Kepala BNNP Sulteng Lantik Dua Kepala BNNK dan Pejabat BNNP Sulteng
Rate this post

Palu, Satusulteng.com – Kepala Badan Narkotika Nasional Provinsi (BNNP) Provinsi Sulawesi Tengah (Sulteng), Brigjen Polisi Andjar Dewantoro melantik dua pejabat baru Kepala BNNK dan dua pejabat BNNP Sulteng, Senin (10/9/2018) di kantor BNNP Sulteng.

Dua pejabat Kepala BNNK yang dilantik yakni AKBP Abire menjabat sebagai Kepala BNN Kota Palu yang sebelumnya bertugas di Polda Sulteng sebagai Kasubdit dua Ditreskrimsus dan AKBP Mulyadi menjabat sebagai Kepala BNNK Morowali sebelumnya menjabat sebagai Kabaganalisis Ditintelkam Polda Sulteng.

Sementara dua pejabat BNNP yang dilantik yakni AKBP Baharuddin menjabat sebagai Kabid Pemberantasan dan Kasie Intelijen bidang Pemberantasan Kompol Lucky Sutardjo.
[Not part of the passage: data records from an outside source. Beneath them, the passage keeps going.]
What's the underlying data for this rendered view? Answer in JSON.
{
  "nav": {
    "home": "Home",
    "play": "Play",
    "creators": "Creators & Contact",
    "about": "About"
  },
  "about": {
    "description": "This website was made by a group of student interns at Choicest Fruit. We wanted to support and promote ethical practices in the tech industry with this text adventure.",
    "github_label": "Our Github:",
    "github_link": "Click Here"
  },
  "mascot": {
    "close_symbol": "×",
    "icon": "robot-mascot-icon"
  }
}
Pelantikan tersebut selain dihadiri oleh Pejabat Utama BNNP Sulteng juga dihadiri oleh Kepala BNNK jajaran BNNP Sulteng.

Dalam amanatnya Kepala BNNP Sulteng, Brigjen Pol Andjar Dewantoro menyampaikan bahwa pengambilan sumpah jabatan merupakan suatu bentuk pengembangan organisasi dan hal yang sudah biasa dalam suatu kelembagaan.
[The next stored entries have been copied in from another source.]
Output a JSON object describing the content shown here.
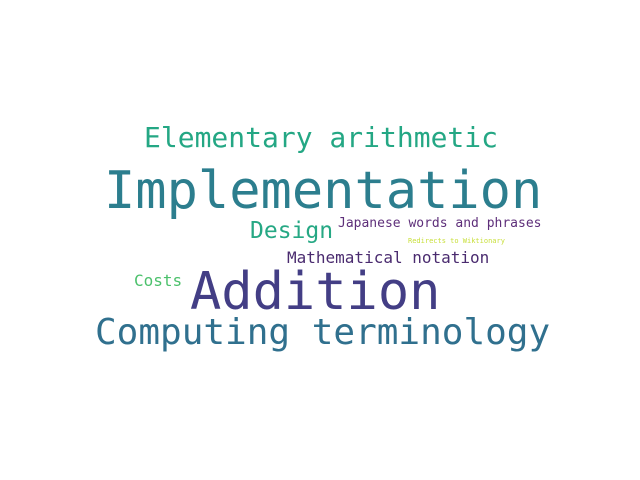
{
  "word_cloud": {
    "words": [
      {
        "id": "implementation",
        "text": "Implementation",
        "color": "#2c7e8e"
      },
      {
        "id": "addition",
        "text": "Addition",
        "color": "#433e85"
      },
      {
        "id": "computing",
        "text": "Computing terminology",
        "color": "#30708e"
      },
      {
        "id": "elementary",
        "text": "Elementary arithmetic",
        "color": "#24a784"
      },
      {
        "id": "design",
        "text": "Design",
        "color": "#26a884"
      },
      {
        "id": "japanese",
        "text": "Japanese words and phrases",
        "color": "#5e2f7a"
      },
      {
        "id": "mathematical",
        "text": "Mathematical notation",
        "color": "#4a2b6f"
      },
      {
        "id": "costs",
        "text": "Costs",
        "color": "#4cc16c"
      },
      {
        "id": "redirects",
        "text": "Redirects to Wiktionary",
        "color": "#c8df3a"
      }
    ]
  }
}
“Pengambilan sumpah ini memberikan makna kepada pejabat yang disumpah, untuk betul-betul melaksanakan tugas yang diamanatkan oleh pimpinan dan sekaligus kepada BNN, untuk selalu komitmen memberantas peredaran narkoba yang semakin memprihatinkan,” kata Andjar.
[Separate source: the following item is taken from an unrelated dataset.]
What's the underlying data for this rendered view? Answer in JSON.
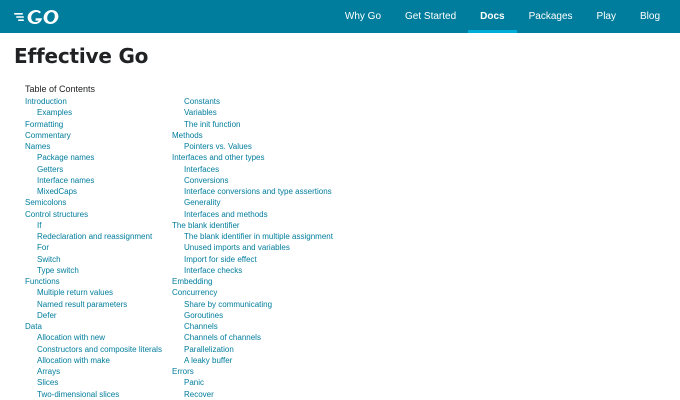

lanjut kata dia, semoga amanat dan kepercayaan yang diberikan di pundak saudara, dapat dijalankan dengan baik dan benar, penuh perhatian bekerja keras disertai rasa tanggung jawab yang tinggi.

“Sebab pelaksanaan program pencegahan dan pemberantasan darurat narkoba, harus dapat memberikan pola kerjasama yang intensif diantara semua instansi terkait, maupun lembaga swadaya masyarakat, tokoh masyarakat, para pemuka agama dan para tokoh pendidik,” ujarnya.

Dia mengatakan,masalah narkoba sudah masuk ke semua kalangan, dan juga beredar diberbagai pelosok kota, bahkan sampai ke desa-desa.

“Sehingga, pemberantasan narkoba harus dilakukan secara komprenhensif, meliputi berbagai aspek dan dampak dari penyalahgunaan narkoba, karena jika tidak dilakukan, maka akan kehilangannya penerus genarasi,” terangnya.(yaya/BNNKTouna).